One of the preventive measures against Islamist terrorism used in Germany is the forced deportation of persons deemed potentially dangerous for whom there is strong evidence of links to terrorist organizations. In order to simplify the control of deportees in Germany, they are placed in solitary confinement in an ordinary prison. A Tunisian national was under the surveillance of the German intelligence services, which found that he was recruiting people for Islamist organizations, including the Islamic State, for the war in Syria on the side of the Islamists, and was involved in the illegal transfer of potentially dangerous persons to German territory. A decision was made to deport him, which was carried out in 2018. He was ordered by a court in Frankfurt am Main to be placed in a regular prison facility before being flown out of the country. He filed a complaint against this action in various German courts. The Supreme Court of the Federal Republic of Germany asked the European Court of Justice to clarify the legal situation. In its verdict, announced in July 2020, the Court found that such persons could be imprisoned because they posed a tangible threat to national security. With connections to like-minded people, experience and skills, they can escape from an inadequately adapted temporary detention facility. It has been found necessary to place such persons in isolation from other prisoners, but not necessarily in the standard detention center for deportees, which holds foreign nationals who, for example, have violated the conditions of stay in Germany and refused to leave it voluntarily (illegal entry, expired visa, illegal labor activity, etc.).

The measure of danger in this case is disproportionate. This decision was welcomed by German experts. Daniel Thum, Professor of Refugee and Migration Law in Konstanz, noted that the court could have handed down a different verdict, which would have severely limited the practice of guaranteed deportation of dangerous Islamists: "The European Court showed its willingness to give EU countries some room. The wording of the instructions on deportation from the EU could have prompted a different decision. However, we are observing the tendency of the European Court of Justice to impose sentences compatible with the security and law and order interests of states."

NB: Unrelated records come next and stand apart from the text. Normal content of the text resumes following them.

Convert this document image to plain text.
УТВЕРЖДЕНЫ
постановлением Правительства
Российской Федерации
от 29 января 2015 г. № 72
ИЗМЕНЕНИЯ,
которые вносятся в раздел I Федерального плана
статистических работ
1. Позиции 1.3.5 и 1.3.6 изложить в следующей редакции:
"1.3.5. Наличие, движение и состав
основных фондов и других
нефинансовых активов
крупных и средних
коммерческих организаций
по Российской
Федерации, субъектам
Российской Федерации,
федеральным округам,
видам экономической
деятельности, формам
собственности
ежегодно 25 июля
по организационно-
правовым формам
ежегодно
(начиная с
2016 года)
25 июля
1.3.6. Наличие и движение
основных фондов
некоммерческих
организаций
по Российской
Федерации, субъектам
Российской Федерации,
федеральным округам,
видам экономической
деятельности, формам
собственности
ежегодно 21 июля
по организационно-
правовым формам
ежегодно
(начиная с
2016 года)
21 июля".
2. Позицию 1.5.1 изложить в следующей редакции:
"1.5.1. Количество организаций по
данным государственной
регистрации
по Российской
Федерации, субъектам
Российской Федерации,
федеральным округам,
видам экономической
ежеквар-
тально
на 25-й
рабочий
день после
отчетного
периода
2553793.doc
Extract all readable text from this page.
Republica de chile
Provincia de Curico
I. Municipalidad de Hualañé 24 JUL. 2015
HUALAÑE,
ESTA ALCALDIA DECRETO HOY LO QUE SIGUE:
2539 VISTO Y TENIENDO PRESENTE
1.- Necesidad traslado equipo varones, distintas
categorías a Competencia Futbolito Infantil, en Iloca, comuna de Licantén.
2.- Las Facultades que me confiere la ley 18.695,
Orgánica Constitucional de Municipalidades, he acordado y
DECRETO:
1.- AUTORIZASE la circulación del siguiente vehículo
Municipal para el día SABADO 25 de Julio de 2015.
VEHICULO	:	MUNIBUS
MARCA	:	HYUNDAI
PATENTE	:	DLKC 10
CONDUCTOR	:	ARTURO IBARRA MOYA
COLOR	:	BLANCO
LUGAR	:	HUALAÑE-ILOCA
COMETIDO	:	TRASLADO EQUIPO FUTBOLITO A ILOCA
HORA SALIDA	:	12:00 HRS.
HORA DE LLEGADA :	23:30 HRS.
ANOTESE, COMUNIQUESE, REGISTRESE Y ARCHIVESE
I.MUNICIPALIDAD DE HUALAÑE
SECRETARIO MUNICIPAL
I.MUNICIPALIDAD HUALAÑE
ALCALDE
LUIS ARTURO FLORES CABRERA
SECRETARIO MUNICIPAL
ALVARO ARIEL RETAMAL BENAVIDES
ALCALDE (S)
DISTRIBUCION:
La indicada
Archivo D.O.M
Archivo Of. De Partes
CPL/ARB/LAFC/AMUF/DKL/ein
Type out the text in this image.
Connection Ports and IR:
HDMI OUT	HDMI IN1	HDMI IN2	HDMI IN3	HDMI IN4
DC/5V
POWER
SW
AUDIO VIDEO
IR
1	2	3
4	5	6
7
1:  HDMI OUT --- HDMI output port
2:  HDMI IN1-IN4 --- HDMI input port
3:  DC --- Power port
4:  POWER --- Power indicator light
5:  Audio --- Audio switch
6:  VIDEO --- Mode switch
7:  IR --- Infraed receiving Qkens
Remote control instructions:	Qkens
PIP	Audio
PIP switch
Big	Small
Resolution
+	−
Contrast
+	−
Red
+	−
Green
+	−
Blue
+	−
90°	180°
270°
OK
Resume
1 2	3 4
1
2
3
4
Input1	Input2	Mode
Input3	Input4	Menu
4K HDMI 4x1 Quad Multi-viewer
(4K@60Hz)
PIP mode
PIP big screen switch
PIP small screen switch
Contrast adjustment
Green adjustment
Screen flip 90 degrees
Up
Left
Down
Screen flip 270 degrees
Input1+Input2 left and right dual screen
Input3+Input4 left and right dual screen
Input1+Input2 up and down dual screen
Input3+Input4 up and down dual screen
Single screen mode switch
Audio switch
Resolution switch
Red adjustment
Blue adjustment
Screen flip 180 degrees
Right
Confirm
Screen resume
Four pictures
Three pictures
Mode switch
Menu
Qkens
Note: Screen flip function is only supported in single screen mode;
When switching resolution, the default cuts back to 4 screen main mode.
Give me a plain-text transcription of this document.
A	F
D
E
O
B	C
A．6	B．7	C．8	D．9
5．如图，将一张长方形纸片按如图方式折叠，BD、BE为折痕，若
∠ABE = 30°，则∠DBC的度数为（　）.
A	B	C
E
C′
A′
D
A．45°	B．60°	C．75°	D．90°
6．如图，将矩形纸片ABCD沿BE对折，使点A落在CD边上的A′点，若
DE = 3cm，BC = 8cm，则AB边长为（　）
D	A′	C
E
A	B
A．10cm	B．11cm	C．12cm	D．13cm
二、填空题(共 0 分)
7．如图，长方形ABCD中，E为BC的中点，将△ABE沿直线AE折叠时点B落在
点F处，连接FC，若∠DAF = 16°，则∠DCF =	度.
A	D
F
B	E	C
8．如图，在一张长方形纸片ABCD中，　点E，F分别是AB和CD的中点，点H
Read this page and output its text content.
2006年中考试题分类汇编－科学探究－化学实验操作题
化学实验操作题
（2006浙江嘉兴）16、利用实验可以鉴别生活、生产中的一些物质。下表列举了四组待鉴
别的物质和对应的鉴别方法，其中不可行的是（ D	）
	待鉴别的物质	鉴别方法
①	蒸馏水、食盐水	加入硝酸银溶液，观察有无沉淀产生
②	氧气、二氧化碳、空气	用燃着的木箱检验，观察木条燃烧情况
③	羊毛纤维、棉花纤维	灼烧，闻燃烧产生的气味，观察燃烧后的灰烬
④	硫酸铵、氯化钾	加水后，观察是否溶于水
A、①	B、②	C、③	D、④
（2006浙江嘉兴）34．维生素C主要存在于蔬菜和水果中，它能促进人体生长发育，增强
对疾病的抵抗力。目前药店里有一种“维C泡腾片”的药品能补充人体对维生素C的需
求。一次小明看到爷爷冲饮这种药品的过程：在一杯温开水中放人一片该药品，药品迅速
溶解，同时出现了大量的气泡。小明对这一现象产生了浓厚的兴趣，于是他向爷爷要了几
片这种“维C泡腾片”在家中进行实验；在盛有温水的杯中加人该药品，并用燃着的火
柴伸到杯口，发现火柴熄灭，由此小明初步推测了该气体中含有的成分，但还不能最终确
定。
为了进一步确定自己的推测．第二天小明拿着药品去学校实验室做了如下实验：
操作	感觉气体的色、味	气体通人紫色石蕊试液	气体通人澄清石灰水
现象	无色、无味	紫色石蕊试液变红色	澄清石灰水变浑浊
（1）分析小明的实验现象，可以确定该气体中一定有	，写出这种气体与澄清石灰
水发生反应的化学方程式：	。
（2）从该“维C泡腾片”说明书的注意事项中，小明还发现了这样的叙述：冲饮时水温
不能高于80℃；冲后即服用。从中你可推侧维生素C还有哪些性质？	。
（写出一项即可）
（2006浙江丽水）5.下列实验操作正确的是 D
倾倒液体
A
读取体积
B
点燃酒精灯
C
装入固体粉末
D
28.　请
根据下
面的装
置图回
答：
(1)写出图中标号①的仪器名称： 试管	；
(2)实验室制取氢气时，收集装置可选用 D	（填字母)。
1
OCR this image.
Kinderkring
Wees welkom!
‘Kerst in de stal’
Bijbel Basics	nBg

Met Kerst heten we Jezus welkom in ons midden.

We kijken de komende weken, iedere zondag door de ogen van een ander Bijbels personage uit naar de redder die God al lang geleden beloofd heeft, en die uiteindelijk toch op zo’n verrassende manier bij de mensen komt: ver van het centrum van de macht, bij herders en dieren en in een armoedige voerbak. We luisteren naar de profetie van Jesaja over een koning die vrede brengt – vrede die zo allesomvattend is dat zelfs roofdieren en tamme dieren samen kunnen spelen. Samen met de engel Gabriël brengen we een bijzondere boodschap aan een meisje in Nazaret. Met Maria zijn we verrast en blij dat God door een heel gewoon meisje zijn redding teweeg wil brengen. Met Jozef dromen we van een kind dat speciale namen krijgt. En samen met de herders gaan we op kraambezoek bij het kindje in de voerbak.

Until 2020, 400 million euros have been budgeted for preventive measures to stop extremism through educational tools, i.e., outside the scope of special services. Since 2016. The German Federal Ministry of the Interior has been implementing the National Preventive Program against Islamist extremism. In March 2017, in response to the terrorist attack at the Berlin Christmas fair, the program was expanded and supplemented. Here are its main points:

  1. Working at the municipal level, ending with small localities.
  2. Working with families and the social environment, including NGOs and migrant associations.
  3. Work in mosques, houses of worship and religious communities.
  4. Work in the educational sphere, including schools.
  5. Work on the Internet, including in social networks.
  6. Risk assessment.
  7. Collaboration inside and outside the EU.

Separately, 100 million euros were allocated for this program in 2018. It has been extended. In the response of the Federal Government to the request of the Alternative for Nermany faction in the Bundestag, the measures as of the beginning of 2018 were listed in detail. Individual NPOs at the regional level are involved in the program, publishing reports on the measures and making suggestions for improvement on an ongoing basis. Other programs, such as "Participate in Democracy," are not "classic" anti-Islamic programs, but rather focus on supporting migrants in general, but they touch on this issue as well. Participate in Democracy!" has 14 centers across the country, some of which deal with Islamism.